I already replied to the other post. Run a hard drive diag first (the extended/long test, not just quick/short test). Chkdsk is not enough.
If the hard drive passes diags, then you can look into software fixes.
20 minutes right now checking that drive can save all kinds of headaches and maybe days trying to install the new OS. Been there is why were are saying tto check it.
No problem, I understand the logic. I have downloaded UBCD, the ISO program, and have the laptop set for booting to CD. Gonna try to get to this tomorrow - need some sleep about right now.
Thanks again.
Strange women lyin' in ponds distributin' swords is no basis for a form of government.
Well, I tried both versions of SeaTools for DOS on the disk & both said it couldn't find a disk controller. V2.23 does bring up a new grey screen for the drive list & it is empty, the bottom half says no controller found. Makes me think this may not be a Seagate drive. Thinking of attaching this to my home PC on a SATA port & see if there is a difference. Here is a pic of the drive if that helps any.
Strange women lyin' in ponds distributin' swords is no basis for a form of government.
I changed the BIOS setting & that worked. I ran version 1.12 for DOS, chose the long test, and said it passed the read scan. The only other thing it said was LBA 976771072 above the passed message. Does this eliminate the drive as being the culprit. There is also a GUI version, 2.23 if you think that does any different or better testing.

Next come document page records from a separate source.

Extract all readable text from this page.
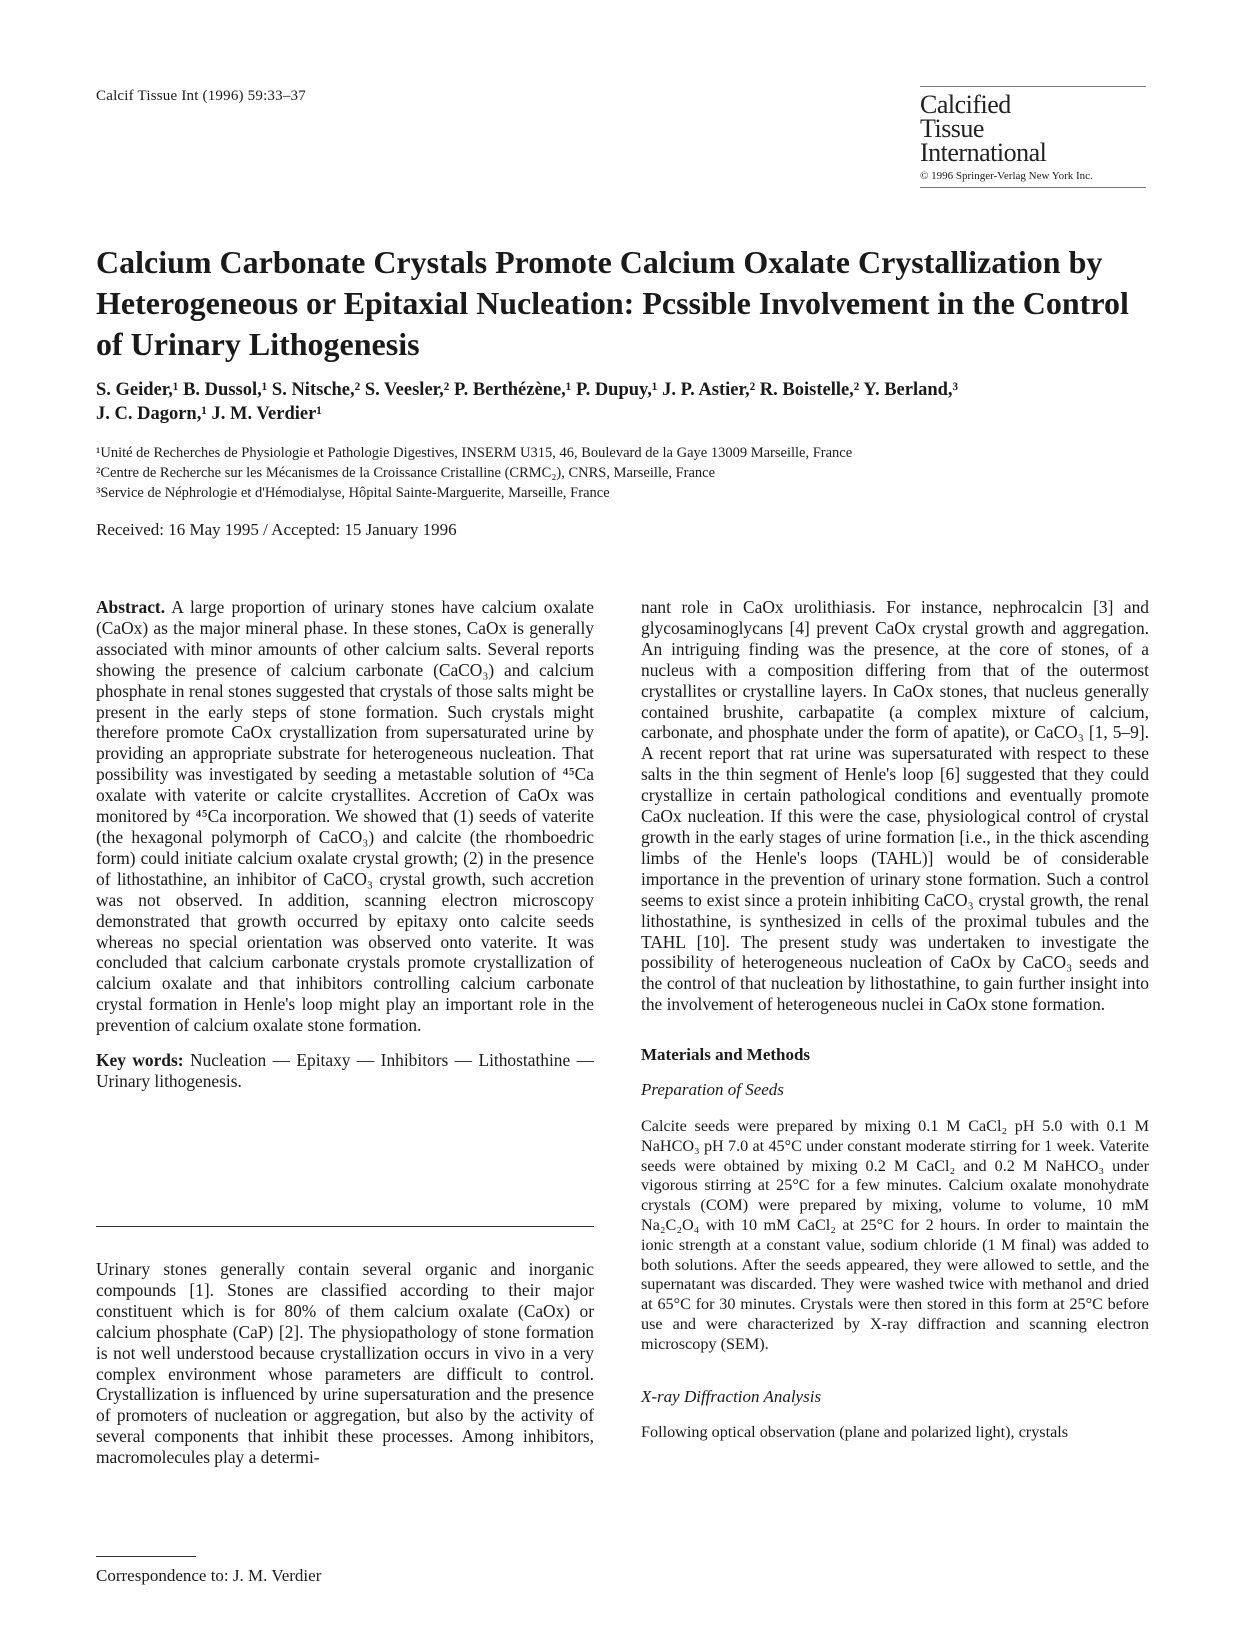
Calcif Tissue Int (1996) 59:33–37	Calcified
Tissue
International
© 1996 Springer-Verlag New York Inc.
Calcium Carbonate Crystals Promote Calcium Oxalate Crystallization by Heterogeneous or Epitaxial Nucleation: Pcssible Involvement in the Control of Urinary Lithogenesis
S. Geider,¹ B. Dussol,¹ S. Nitsche,² S. Veesler,² P. Berthézène,¹ P. Dupuy,¹ J. P. Astier,² R. Boistelle,² Y. Berland,³
J. C. Dagorn,¹ J. M. Verdier¹
¹Unité de Recherches de Physiologie et Pathologie Digestives, INSERM U315, 46, Boulevard de la Gaye 13009 Marseille, France
²Centre de Recherche sur les Mécanismes de la Croissance Cristalline (CRMC₂), CNRS, Marseille, France
³Service de Néphrologie et d'Hémodialyse, Hôpital Sainte-Marguerite, Marseille, France
Received: 16 May 1995 / Accepted: 15 January 1996

Abstract. A large proportion of urinary stones have calcium oxalate (CaOx) as the major mineral phase. In these stones, CaOx is generally associated with minor amounts of other calcium salts. Several reports showing the presence of calcium carbonate (CaCO₃) and calcium phosphate in renal stones suggested that crystals of those salts might be present in the early steps of stone formation. Such crystals might therefore promote CaOx crystallization from supersaturated urine by providing an appropriate substrate for heterogeneous nucleation. That possibility was investigated by seeding a metastable solution of ⁴⁵Ca oxalate with vaterite or calcite crystallites. Accretion of CaOx was monitored by ⁴⁵Ca incorporation. We showed that (1) seeds of vaterite (the hexagonal polymorph of CaCO₃) and calcite (the rhomboedric form) could initiate calcium oxalate crystal growth; (2) in the presence of lithostathine, an inhibitor of CaCO₃ crystal growth, such accretion was not observed. In addition, scanning electron microscopy demonstrated that growth occurred by epitaxy onto calcite seeds whereas no special orientation was observed onto vaterite. It was concluded that calcium carbonate crystals promote crystallization of calcium oxalate and that inhibitors controlling calcium carbonate crystal formation in Henle's loop might play an important role in the prevention of calcium oxalate stone formation.

Key words: Nucleation — Epitaxy — Inhibitors — Lithostathine — Urinary lithogenesis.

Urinary stones generally contain several organic and inorganic compounds [1]. Stones are classified according to their major constituent which is for 80% of them calcium oxalate (CaOx) or calcium phosphate (CaP) [2]. The physiopathology of stone formation is not well understood because crystallization occurs in vivo in a very complex environment whose parameters are difficult to control. Crystallization is influenced by urine supersaturation and the presence of promoters of nucleation or aggregation, but also by the activity of several components that inhibit these processes. Among inhibitors, macromolecules play a determi-

Correspondence to: J. M. Verdier

nant role in CaOx urolithiasis. For instance, nephrocalcin [3] and glycosaminoglycans [4] prevent CaOx crystal growth and aggregation. An intriguing finding was the presence, at the core of stones, of a nucleus with a composition differing from that of the outermost crystallites or crystalline layers. In CaOx stones, that nucleus generally contained brushite, carbapatite (a complex mixture of calcium, carbonate, and phosphate under the form of apatite), or CaCO₃ [1, 5–9]. A recent report that rat urine was supersaturated with respect to these salts in the thin segment of Henle's loop [6] suggested that they could crystallize in certain pathological conditions and eventually promote CaOx nucleation. If this were the case, physiological control of crystal growth in the early stages of urine formation [i.e., in the thick ascending limbs of the Henle's loops (TAHL)] would be of considerable importance in the prevention of urinary stone formation. Such a control seems to exist since a protein inhibiting CaCO₃ crystal growth, the renal lithostathine, is synthesized in cells of the proximal tubules and the TAHL [10]. The present study was undertaken to investigate the possibility of heterogeneous nucleation of CaOx by CaCO₃ seeds and the control of that nucleation by lithostathine, to gain further insight into the involvement of heterogeneous nuclei in CaOx stone formation.

Materials and Methods

Preparation of Seeds

Calcite seeds were prepared by mixing 0.1 M CaCl₂ pH 5.0 with 0.1 M NaHCO₃ pH 7.0 at 45°C under constant moderate stirring for 1 week. Vaterite seeds were obtained by mixing 0.2 M CaCl₂ and 0.2 M NaHCO₃ under vigorous stirring at 25°C for a few minutes. Calcium oxalate monohydrate crystals (COM) were prepared by mixing, volume to volume, 10 mM Na₂C₂O₄ with 10 mM CaCl₂ at 25°C for 2 hours. In order to maintain the ionic strength at a constant value, sodium chloride (1 M final) was added to both solutions. After the seeds appeared, they were allowed to settle, and the supernatant was discarded. They were washed twice with methanol and dried at 65°C for 30 minutes. Crystals were then stored in this form at 25°C before use and were characterized by X-ray diffraction and scanning electron microscopy (SEM).

X-ray Diffraction Analysis

Following optical observation (plane and polarized light), crystals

Strange women lyin' in ponds distributin' swords is no basis for a form of government.
The latest version of Seatools for DOS is 2.23. You should have run that one in the first place. In general, you want to run the latest version of the diags. That might have gotten you around the Legacy IDE error as well.
I've never seen the "LBA 976771072 above the passed message" before. I would run the Seatools 2.23 just to be safe. Like I said, the only error I would expect would be for the drive temp.
Well, this is interesting. The long test under v2.23 says it's running, but, after 11 hours its still just sitting there, no output of any kind. I tried it on my my wife's PC, she has a Seagate drive, and it ran fine, I coud see output in the lower window as it ran & the small disk icon near the top was spinning. So, at least I know the test on the CD works. I tried it again in the laptop, still doesn't run. I changed the bios back just to check, and like originally, it didn't see the drive. Is it worth connecting it to a DATA port on my home PC just to see if I can get the test to run on it?
Strange women lyin' in ponds distributin' swords is no basis for a form of government.